All those files in your computer. What are they exactly? Well, they are just approximations of that wonderful number, $\pi$. Some are good, some are bad, but each file is an approximation. What did I smoke? Nothing… Let me explain.

It is well known that the probability of two integers being coprime is $\frac{6}{\pi^2}$. Now, if a file is structured as a list of lines, each line can be seen as a number (a field of bits being a number in base two). Considering the probability for each line to be coprime with the next line, any file provides an approximation of $\pi$. All you have to do to obtain the approximation for a given file is to compute the gcd of quite large numbers.

Here is a Perl script that uses dc to compute the $\pi$ number of a given file:

#!/usr/bin/perl -w

# without this line, the pi number of this program is 2.8784916685157

# computes the pi approximation of a file
# uses the fact that the probability for two integers to be coprime
# is 6/pi^2

use strict;

# assume the first line is one (the first test will be positive, and $p will
# be nonzero).
my ($n, $p, $l) = (0, 0, 1);

# for all nonempty and nonnull lines
while (<>) {
  # conversion: returns (in hexa) the bits in the line seen as a number
  # chop the \n at the end of lines (if not, lines are never coprime)
  # dc wants hexa numbers to be uppercased
  chomp;
  $_ = uc unpack "H*", $_;
    if (not /^0*$/) {
    # test the current line with the previous one; increase by one the 
    # number of tests; increase the number of positive tests if numbers 
    # are coprime
    # package Math::BigInt is so slow that it's more efficient to fork and
    # ask dc to compute the gcd
    $n++;
    $p++ if (`echo "16i$l $_ sa[sblalbdsa%d0<.]ds.xlap" | /usr/bin/dc` eq "1\n");
    $l = "$_";
    # print the current approximation of pi
    # print "($p/$n)\n"; # for debug
    print (sqrt (6.0*$n/$p)."\n");
  }
}

Of course, the larger and the more random a file is, the better the approximation. For instance, the $\pi$ number of my Ph.D. thesis (uuencoded Postscript) is 3.302, which suggests it was mostly (but not entirely) nonsense. I am currently writing a research paper with a $\pi$ number (at present) equal to 42.001, the stuff of geniuses.
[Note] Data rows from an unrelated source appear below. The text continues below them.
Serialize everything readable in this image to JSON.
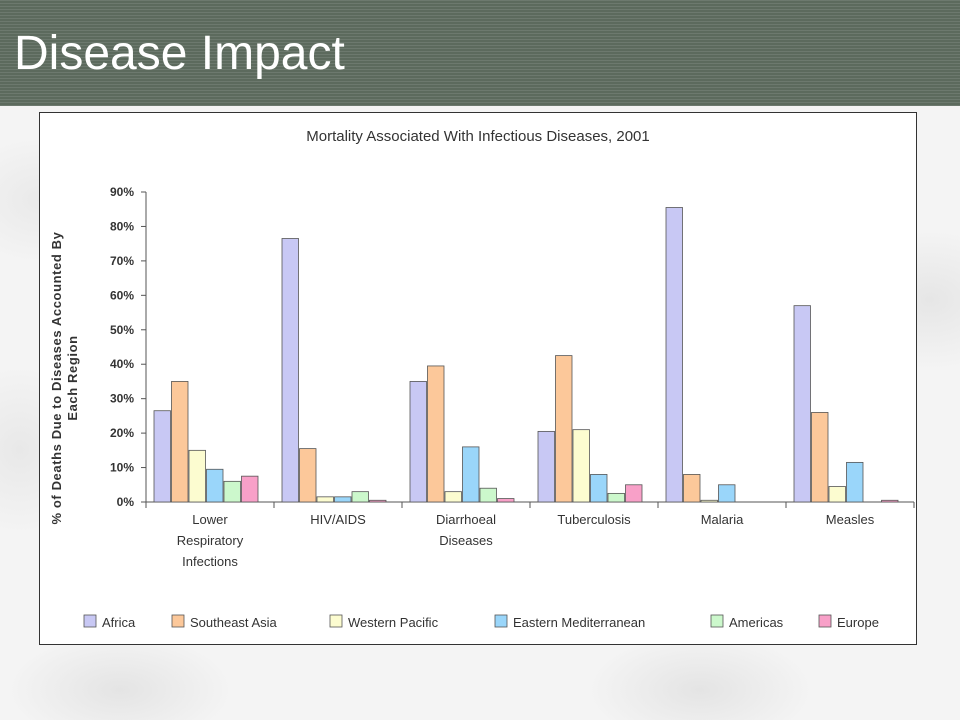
{
  "slide": {
    "title": "Disease Impact"
  },
  "colors": {
    "title_bar": "#5c6a5d",
    "frame_border": "#333333"
  },
  "chart_data": {
    "type": "bar",
    "title": "Mortality Associated With Infectious Diseases, 2001",
    "xlabel": "",
    "ylabel": "% of Deaths Due to Diseases Accounted By Each Region",
    "ylabel_lines": [
      "% of Deaths Due to Diseases Accounted By",
      "Each Region"
    ],
    "ylim": [
      0,
      90
    ],
    "yticks": [
      0,
      10,
      20,
      30,
      40,
      50,
      60,
      70,
      80,
      90
    ],
    "ytick_labels": [
      "0%",
      "10%",
      "20%",
      "30%",
      "40%",
      "50%",
      "60%",
      "70%",
      "80%",
      "90%"
    ],
    "categories": [
      "Lower Respiratory Infections",
      "HIV/AIDS",
      "Diarrhoeal Diseases",
      "Tuberculosis",
      "Malaria",
      "Measles"
    ],
    "category_label_lines": [
      [
        "Lower",
        "Respiratory",
        "Infections"
      ],
      [
        "HIV/AIDS"
      ],
      [
        "Diarrhoeal",
        "Diseases"
      ],
      [
        "Tuberculosis"
      ],
      [
        "Malaria"
      ],
      [
        "Measles"
      ]
    ],
    "legend_position": "bottom",
    "grid": false,
    "series": [
      {
        "name": "Africa",
        "color": "#c8c8f4",
        "values": [
          26.5,
          76.5,
          35,
          20.5,
          85.5,
          57
        ]
      },
      {
        "name": "Southeast Asia",
        "color": "#fcc89a",
        "values": [
          35,
          15.5,
          39.5,
          42.5,
          8,
          26
        ]
      },
      {
        "name": "Western Pacific",
        "color": "#fcfcd0",
        "values": [
          15,
          1.5,
          3,
          21,
          0.5,
          4.5
        ]
      },
      {
        "name": "Eastern Mediterranean",
        "color": "#9ad6fa",
        "values": [
          9.5,
          1.5,
          16,
          8,
          5,
          11.5
        ]
      },
      {
        "name": "Americas",
        "color": "#ccf8cc",
        "values": [
          6,
          3,
          4,
          2.5,
          0,
          0
        ]
      },
      {
        "name": "Europe",
        "color": "#f8a0c8",
        "values": [
          7.5,
          0.5,
          1,
          5,
          0,
          0.5
        ]
      }
    ]
  }
}
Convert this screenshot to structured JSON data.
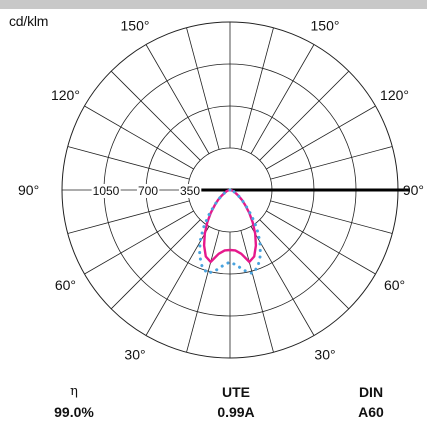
{
  "chart_data": {
    "type": "polar",
    "unit_label": "cd/klm",
    "angle_labels": [
      {
        "text": "150°",
        "angle": 150,
        "side": "left"
      },
      {
        "text": "150°",
        "angle": 150,
        "side": "right"
      },
      {
        "text": "120°",
        "angle": 120,
        "side": "left"
      },
      {
        "text": "120°",
        "angle": 120,
        "side": "right"
      },
      {
        "text": "90°",
        "angle": 90,
        "side": "left"
      },
      {
        "text": "90°",
        "angle": 90,
        "side": "right"
      },
      {
        "text": "60°",
        "angle": 60,
        "side": "left"
      },
      {
        "text": "60°",
        "angle": 60,
        "side": "right"
      },
      {
        "text": "30°",
        "angle": 30,
        "side": "left"
      },
      {
        "text": "30°",
        "angle": 30,
        "side": "right"
      }
    ],
    "radial_ticks": [
      {
        "label": "350",
        "value": 350
      },
      {
        "label": "700",
        "value": 700
      },
      {
        "label": "1050",
        "value": 1050
      }
    ],
    "r_max": 1400,
    "grid_step_deg": 15,
    "series": [
      {
        "style": "solid",
        "color": "#e6198c",
        "points": [
          [
            0,
            500
          ],
          [
            5,
            505
          ],
          [
            10,
            540
          ],
          [
            15,
            620
          ],
          [
            20,
            590
          ],
          [
            25,
            510
          ],
          [
            30,
            420
          ],
          [
            35,
            330
          ],
          [
            40,
            250
          ],
          [
            45,
            180
          ],
          [
            50,
            130
          ],
          [
            55,
            90
          ],
          [
            60,
            60
          ],
          [
            70,
            30
          ],
          [
            80,
            10
          ],
          [
            90,
            0
          ]
        ]
      },
      {
        "style": "dotted",
        "color": "#4aa3df",
        "points": [
          [
            0,
            600
          ],
          [
            5,
            630
          ],
          [
            10,
            680
          ],
          [
            15,
            720
          ],
          [
            20,
            680
          ],
          [
            25,
            600
          ],
          [
            30,
            500
          ],
          [
            35,
            390
          ],
          [
            40,
            280
          ],
          [
            45,
            190
          ],
          [
            50,
            130
          ],
          [
            55,
            90
          ],
          [
            60,
            60
          ],
          [
            70,
            30
          ],
          [
            80,
            10
          ],
          [
            90,
            0
          ]
        ]
      }
    ]
  },
  "stats": {
    "eta": {
      "label": "η",
      "value": "99.0%"
    },
    "ute": {
      "label": "UTE",
      "value": "0.99A"
    },
    "din": {
      "label": "DIN",
      "value": "A60"
    }
  },
  "colors": {
    "grid": "#222222",
    "axis": "#000000",
    "topbar": "#c8c8c8"
  }
}
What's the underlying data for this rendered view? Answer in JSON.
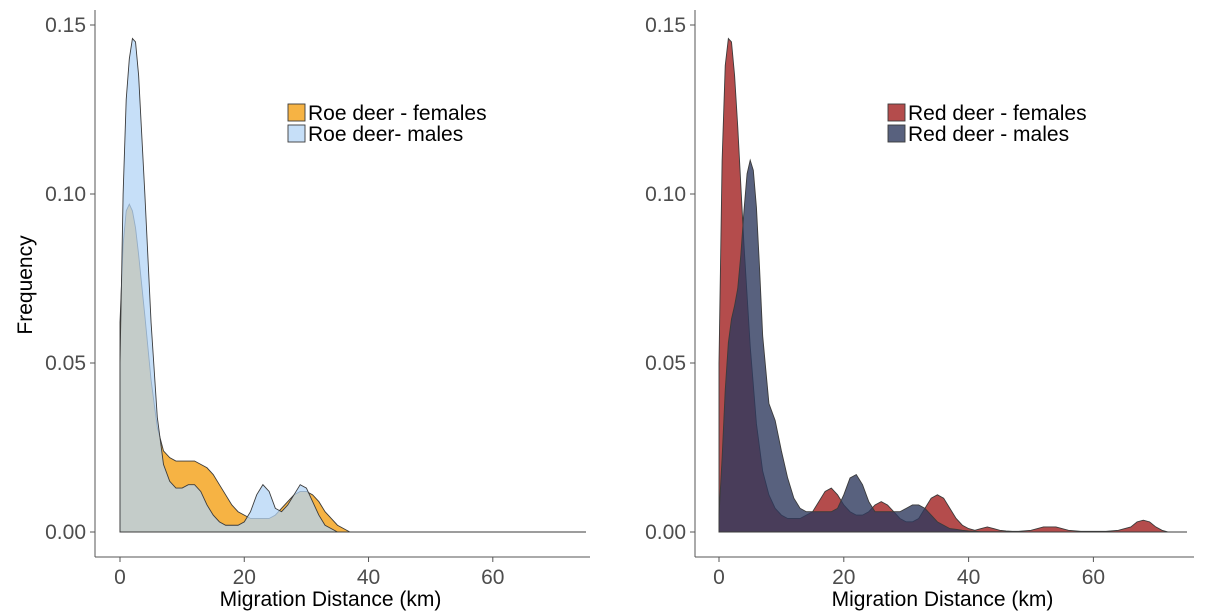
{
  "chart_data": [
    {
      "type": "area",
      "panel": "left",
      "title": "",
      "xlabel": "Migration Distance (km)",
      "ylabel": "Frequency",
      "xlim": [
        0,
        75
      ],
      "ylim": [
        0,
        0.15
      ],
      "xticks": [
        0,
        20,
        40,
        60
      ],
      "xtick_labels": [
        "0",
        "20",
        "40",
        "60"
      ],
      "yticks": [
        0.0,
        0.05,
        0.1,
        0.15
      ],
      "ytick_labels": [
        "0.00",
        "0.05",
        "0.10",
        "0.15"
      ],
      "grid": false,
      "legend_position": "top-right",
      "series": [
        {
          "name": "Roe deer - females",
          "color": "#f5a623",
          "opacity": 0.85,
          "x": [
            0,
            0.5,
            1,
            1.5,
            2,
            2.5,
            3,
            4,
            5,
            6,
            7,
            8,
            9,
            10,
            11,
            12,
            13,
            14,
            15,
            16,
            17,
            18,
            19,
            20,
            21,
            22,
            23,
            24,
            25,
            26,
            27,
            28,
            29,
            30,
            31,
            32,
            33,
            34,
            35,
            36,
            37
          ],
          "values": [
            0.062,
            0.085,
            0.095,
            0.097,
            0.095,
            0.09,
            0.082,
            0.064,
            0.045,
            0.031,
            0.024,
            0.022,
            0.021,
            0.021,
            0.021,
            0.021,
            0.02,
            0.019,
            0.017,
            0.014,
            0.011,
            0.008,
            0.006,
            0.005,
            0.004,
            0.004,
            0.004,
            0.004,
            0.005,
            0.007,
            0.009,
            0.011,
            0.012,
            0.012,
            0.011,
            0.009,
            0.006,
            0.004,
            0.002,
            0.001,
            0
          ]
        },
        {
          "name": "Roe deer- males",
          "color": "#b3d4f5",
          "opacity": 0.75,
          "x": [
            0,
            0.5,
            1,
            1.5,
            2,
            2.5,
            3,
            4,
            5,
            6,
            7,
            8,
            9,
            10,
            11,
            12,
            13,
            14,
            15,
            16,
            17,
            18,
            19,
            20,
            21,
            22,
            23,
            24,
            25,
            26,
            27,
            28,
            29,
            30,
            31,
            32,
            33,
            34,
            35
          ],
          "values": [
            0.05,
            0.1,
            0.128,
            0.14,
            0.146,
            0.145,
            0.135,
            0.1,
            0.062,
            0.034,
            0.02,
            0.015,
            0.013,
            0.013,
            0.014,
            0.014,
            0.012,
            0.008,
            0.005,
            0.003,
            0.002,
            0.002,
            0.002,
            0.003,
            0.006,
            0.011,
            0.014,
            0.012,
            0.007,
            0.006,
            0.008,
            0.011,
            0.014,
            0.013,
            0.009,
            0.005,
            0.002,
            0.001,
            0
          ]
        }
      ]
    },
    {
      "type": "area",
      "panel": "right",
      "title": "",
      "xlabel": "Migration Distance (km)",
      "ylabel": "",
      "xlim": [
        0,
        75
      ],
      "ylim": [
        0,
        0.15
      ],
      "xticks": [
        0,
        20,
        40,
        60
      ],
      "xtick_labels": [
        "0",
        "20",
        "40",
        "60"
      ],
      "yticks": [
        0.0,
        0.05,
        0.1,
        0.15
      ],
      "ytick_labels": [
        "0.00",
        "0.05",
        "0.10",
        "0.15"
      ],
      "grid": false,
      "legend_position": "top-right",
      "series": [
        {
          "name": "Red deer - females",
          "color": "#a72d2d",
          "opacity": 0.85,
          "x": [
            0,
            0.5,
            1,
            1.5,
            2,
            2.5,
            3,
            4,
            5,
            6,
            7,
            8,
            9,
            10,
            11,
            12,
            13,
            14,
            15,
            16,
            17,
            18,
            19,
            20,
            21,
            22,
            23,
            24,
            25,
            26,
            27,
            28,
            29,
            30,
            31,
            32,
            33,
            34,
            35,
            36,
            37,
            38,
            39,
            40,
            41,
            42,
            43,
            44,
            45,
            46,
            47,
            48,
            50,
            52,
            54,
            56,
            58,
            60,
            62,
            64,
            66,
            67,
            68,
            69,
            70,
            71,
            72
          ],
          "values": [
            0.05,
            0.11,
            0.138,
            0.146,
            0.145,
            0.135,
            0.12,
            0.085,
            0.055,
            0.032,
            0.018,
            0.011,
            0.007,
            0.005,
            0.004,
            0.004,
            0.004,
            0.005,
            0.006,
            0.009,
            0.012,
            0.013,
            0.011,
            0.008,
            0.006,
            0.005,
            0.005,
            0.006,
            0.008,
            0.009,
            0.008,
            0.006,
            0.004,
            0.003,
            0.003,
            0.004,
            0.007,
            0.01,
            0.011,
            0.01,
            0.007,
            0.004,
            0.002,
            0.001,
            0.0005,
            0.001,
            0.0015,
            0.001,
            0.0005,
            0.0003,
            0.0002,
            0.0002,
            0.0005,
            0.0015,
            0.0015,
            0.0005,
            0.0002,
            0.0002,
            0.0002,
            0.0005,
            0.0015,
            0.003,
            0.0035,
            0.003,
            0.0015,
            0.0005,
            0
          ]
        },
        {
          "name": "Red deer - males",
          "color": "#2e3a5e",
          "opacity": 0.8,
          "x": [
            0,
            0.5,
            1,
            1.5,
            2,
            2.5,
            3,
            3.5,
            4,
            4.5,
            5,
            5.5,
            6,
            6.5,
            7,
            8,
            9,
            10,
            11,
            12,
            13,
            14,
            15,
            16,
            17,
            18,
            19,
            20,
            21,
            22,
            23,
            24,
            25,
            26,
            27,
            28,
            29,
            30,
            31,
            32,
            33,
            34,
            35,
            36,
            37,
            38,
            39,
            40,
            41,
            42,
            43,
            44,
            45,
            46
          ],
          "values": [
            0.005,
            0.022,
            0.042,
            0.056,
            0.063,
            0.067,
            0.072,
            0.082,
            0.095,
            0.106,
            0.11,
            0.107,
            0.096,
            0.078,
            0.058,
            0.038,
            0.033,
            0.024,
            0.016,
            0.01,
            0.007,
            0.006,
            0.006,
            0.006,
            0.006,
            0.006,
            0.007,
            0.011,
            0.016,
            0.017,
            0.014,
            0.009,
            0.006,
            0.006,
            0.006,
            0.006,
            0.006,
            0.007,
            0.008,
            0.008,
            0.007,
            0.005,
            0.003,
            0.002,
            0.001,
            0.0008,
            0.0005,
            0.0003,
            0.0002,
            0.0001,
            0.0001,
            0.0001,
            0.0001,
            0
          ]
        }
      ]
    }
  ]
}
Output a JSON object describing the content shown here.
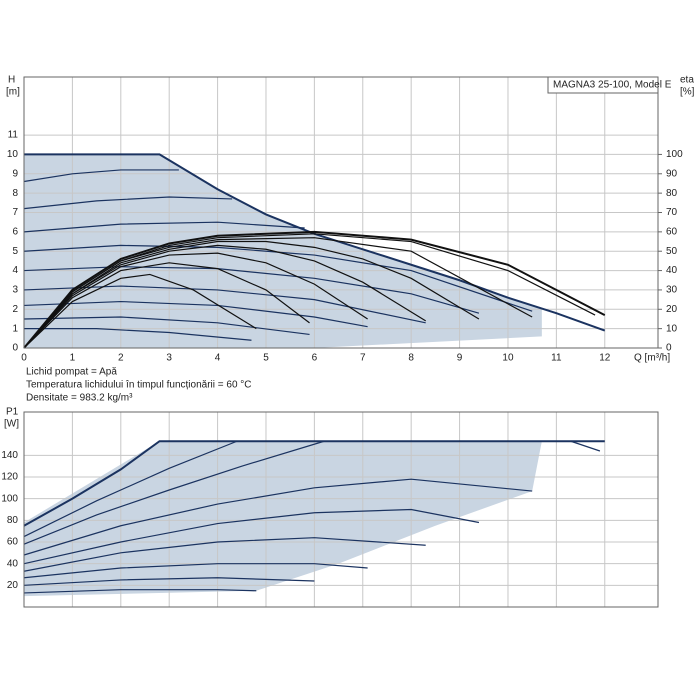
{
  "chart_data": [
    {
      "type": "line",
      "title": "MAGNA3 25-100, Model E",
      "xlabel": "Q [m³/h]",
      "ylabel": "H",
      "yunit": "[m]",
      "y2label": "eta",
      "y2unit": "[%]",
      "notes": [
        "Lichid pompat = Apă",
        "Temperatura lichidului în timpul funcționării = 60 °C",
        "Densitate = 983.2 kg/m³"
      ],
      "xlim": [
        0,
        13.1
      ],
      "xticks": [
        0,
        1,
        2,
        3,
        4,
        5,
        6,
        7,
        8,
        9,
        10,
        11,
        12
      ],
      "ylim": [
        0,
        14
      ],
      "yticks": [
        0,
        1,
        2,
        3,
        4,
        5,
        6,
        7,
        8,
        9,
        10,
        11
      ],
      "y2lim": [
        0,
        140
      ],
      "y2ticks": [
        0,
        10,
        20,
        30,
        40,
        50,
        60,
        70,
        80,
        90,
        100
      ],
      "grid": true,
      "show_xtick_labels": true,
      "region": {
        "color": "#c9d5e2",
        "x": [
          0,
          0,
          2.8,
          4,
          5,
          6,
          7,
          8,
          9,
          10,
          10.7,
          10.7,
          6,
          0
        ],
        "values": [
          0,
          10,
          10,
          8.2,
          6.9,
          5.9,
          5.1,
          4.3,
          3.5,
          2.6,
          2.0,
          0.6,
          0,
          0
        ]
      },
      "series": [
        {
          "color": "#1b3360",
          "line_width": 2,
          "x": [
            0,
            2.8,
            4,
            5,
            6,
            7,
            8,
            9,
            10,
            11,
            12
          ],
          "values": [
            10,
            10,
            8.2,
            6.9,
            5.9,
            5.1,
            4.3,
            3.5,
            2.6,
            1.8,
            0.9
          ]
        },
        {
          "color": "#1b3360",
          "x": [
            0,
            1,
            2,
            3.2
          ],
          "values": [
            8.6,
            9.0,
            9.2,
            9.2
          ]
        },
        {
          "color": "#1b3360",
          "x": [
            0,
            1.5,
            3,
            4.3
          ],
          "values": [
            7.2,
            7.6,
            7.8,
            7.7
          ]
        },
        {
          "color": "#1b3360",
          "x": [
            0,
            2,
            4,
            5.8
          ],
          "values": [
            6.0,
            6.4,
            6.5,
            6.2
          ]
        },
        {
          "color": "#1b3360",
          "x": [
            0,
            2,
            4,
            6,
            8,
            10.5
          ],
          "values": [
            5.0,
            5.3,
            5.2,
            4.8,
            4.0,
            1.9
          ]
        },
        {
          "color": "#1b3360",
          "x": [
            0,
            2,
            4,
            6,
            8,
            9.4
          ],
          "values": [
            4.0,
            4.2,
            4.1,
            3.6,
            2.8,
            1.8
          ]
        },
        {
          "color": "#1b3360",
          "x": [
            0,
            2,
            4,
            6,
            8.3
          ],
          "values": [
            3.0,
            3.2,
            3.0,
            2.5,
            1.3
          ]
        },
        {
          "color": "#1b3360",
          "x": [
            0,
            2,
            4,
            6,
            7.1
          ],
          "values": [
            2.2,
            2.4,
            2.2,
            1.6,
            1.1
          ]
        },
        {
          "color": "#1b3360",
          "x": [
            0,
            2,
            4,
            5.9
          ],
          "values": [
            1.5,
            1.6,
            1.3,
            0.7
          ]
        },
        {
          "color": "#1b3360",
          "x": [
            0,
            1.5,
            3,
            4.7
          ],
          "values": [
            1.0,
            1.0,
            0.8,
            0.4
          ]
        },
        {
          "color": "#111111",
          "axis": "y2",
          "x": [
            0,
            1,
            2,
            2.6,
            3.5,
            4.8
          ],
          "values": [
            0,
            24,
            36,
            38,
            30,
            10
          ]
        },
        {
          "color": "#111111",
          "axis": "y2",
          "x": [
            0,
            1,
            2,
            3,
            4,
            5,
            5.9
          ],
          "values": [
            0,
            26,
            40,
            44,
            41,
            30,
            13
          ]
        },
        {
          "color": "#111111",
          "axis": "y2",
          "x": [
            0,
            1,
            2,
            3,
            4,
            5,
            6,
            7.1
          ],
          "values": [
            0,
            27,
            42,
            48,
            49,
            44,
            33,
            15
          ]
        },
        {
          "color": "#111111",
          "axis": "y2",
          "x": [
            0,
            1,
            2,
            3,
            4,
            5,
            6,
            7,
            8.3
          ],
          "values": [
            0,
            28,
            43,
            50,
            53,
            51,
            45,
            34,
            14
          ]
        },
        {
          "color": "#111111",
          "axis": "y2",
          "x": [
            0,
            1,
            2,
            3,
            4,
            5,
            6,
            7,
            8,
            9.4
          ],
          "values": [
            0,
            28,
            44,
            51,
            55,
            55,
            52,
            46,
            36,
            15
          ]
        },
        {
          "color": "#111111",
          "axis": "y2",
          "x": [
            0,
            1,
            2,
            3,
            4,
            6,
            8,
            10.5
          ],
          "values": [
            0,
            29,
            45,
            52,
            56,
            57,
            50,
            16
          ]
        },
        {
          "color": "#111111",
          "axis": "y2",
          "x": [
            0,
            1,
            2,
            3,
            4,
            6,
            8,
            10,
            11.8
          ],
          "values": [
            0,
            29,
            45,
            53,
            57,
            59,
            55,
            40,
            17
          ]
        },
        {
          "color": "#111111",
          "axis": "y2",
          "line_width": 2,
          "x": [
            0,
            1,
            2,
            3,
            4,
            6,
            8,
            10,
            12
          ],
          "values": [
            0,
            30,
            46,
            54,
            58,
            60,
            56,
            43,
            17
          ]
        }
      ]
    },
    {
      "type": "line",
      "ylabel": "P1",
      "yunit": "[W]",
      "xlim": [
        0,
        13.1
      ],
      "xticks": [
        0,
        1,
        2,
        3,
        4,
        5,
        6,
        7,
        8,
        9,
        10,
        11,
        12
      ],
      "show_xtick_labels": false,
      "ylim": [
        0,
        180
      ],
      "yticks": [
        20,
        40,
        60,
        80,
        100,
        120,
        140
      ],
      "grid": true,
      "region": {
        "color": "#c9d5e2",
        "x": [
          0,
          0,
          2.8,
          10.7,
          10.5,
          8.5,
          6.5,
          4.8,
          0
        ],
        "values": [
          10,
          78,
          153,
          153,
          107,
          75,
          40,
          15,
          10
        ]
      },
      "series": [
        {
          "color": "#1b3360",
          "line_width": 2,
          "x": [
            0,
            1,
            2,
            2.8,
            12
          ],
          "values": [
            75,
            100,
            127,
            153,
            153
          ]
        },
        {
          "color": "#1b3360",
          "x": [
            11.3,
            11.9
          ],
          "values": [
            153,
            144
          ]
        },
        {
          "color": "#1b3360",
          "x": [
            0,
            1.5,
            3,
            4.4
          ],
          "values": [
            65,
            98,
            128,
            153
          ]
        },
        {
          "color": "#1b3360",
          "x": [
            0,
            1.5,
            3,
            4.5,
            6.2
          ],
          "values": [
            58,
            85,
            108,
            130,
            153
          ]
        },
        {
          "color": "#1b3360",
          "x": [
            0,
            2,
            4,
            6,
            8,
            10.5
          ],
          "values": [
            48,
            75,
            95,
            110,
            118,
            107
          ]
        },
        {
          "color": "#1b3360",
          "x": [
            0,
            2,
            4,
            6,
            8,
            9.4
          ],
          "values": [
            40,
            60,
            77,
            87,
            90,
            78
          ]
        },
        {
          "color": "#1b3360",
          "x": [
            0,
            2,
            4,
            6,
            8.3
          ],
          "values": [
            33,
            50,
            60,
            64,
            57
          ]
        },
        {
          "color": "#1b3360",
          "x": [
            0,
            2,
            4,
            6,
            7.1
          ],
          "values": [
            27,
            36,
            40,
            40,
            36
          ]
        },
        {
          "color": "#1b3360",
          "x": [
            0,
            2,
            4,
            6
          ],
          "values": [
            20,
            25,
            27,
            24
          ]
        },
        {
          "color": "#1b3360",
          "x": [
            0,
            2,
            4,
            4.8
          ],
          "values": [
            13,
            16,
            16,
            15
          ]
        }
      ]
    }
  ]
}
The kernel of Windows 98 gives the outstanding approximation of 3.14159265358979323846264338327950. This proves that this program is randomly generated (as most of its users suspect). With a pseudo random (rand48) file of 10 GB (41,943,040 lines) and an optimized C/gmp program to compute the $\pi$ number instead of the Perl script, I only got 3.141543785 (and a $1,000 fine from Caltech for wasting 56 hours of CPU time…).

The current record (00/02/18) in the computation of $\pi$ is 206,158,430,000 digits. Interestingly, it only took 37 hours and 21 minutes. However, I don’t know what random file they used…

So, what’s the best $\pi$ file on your machine—besides the Windows OS?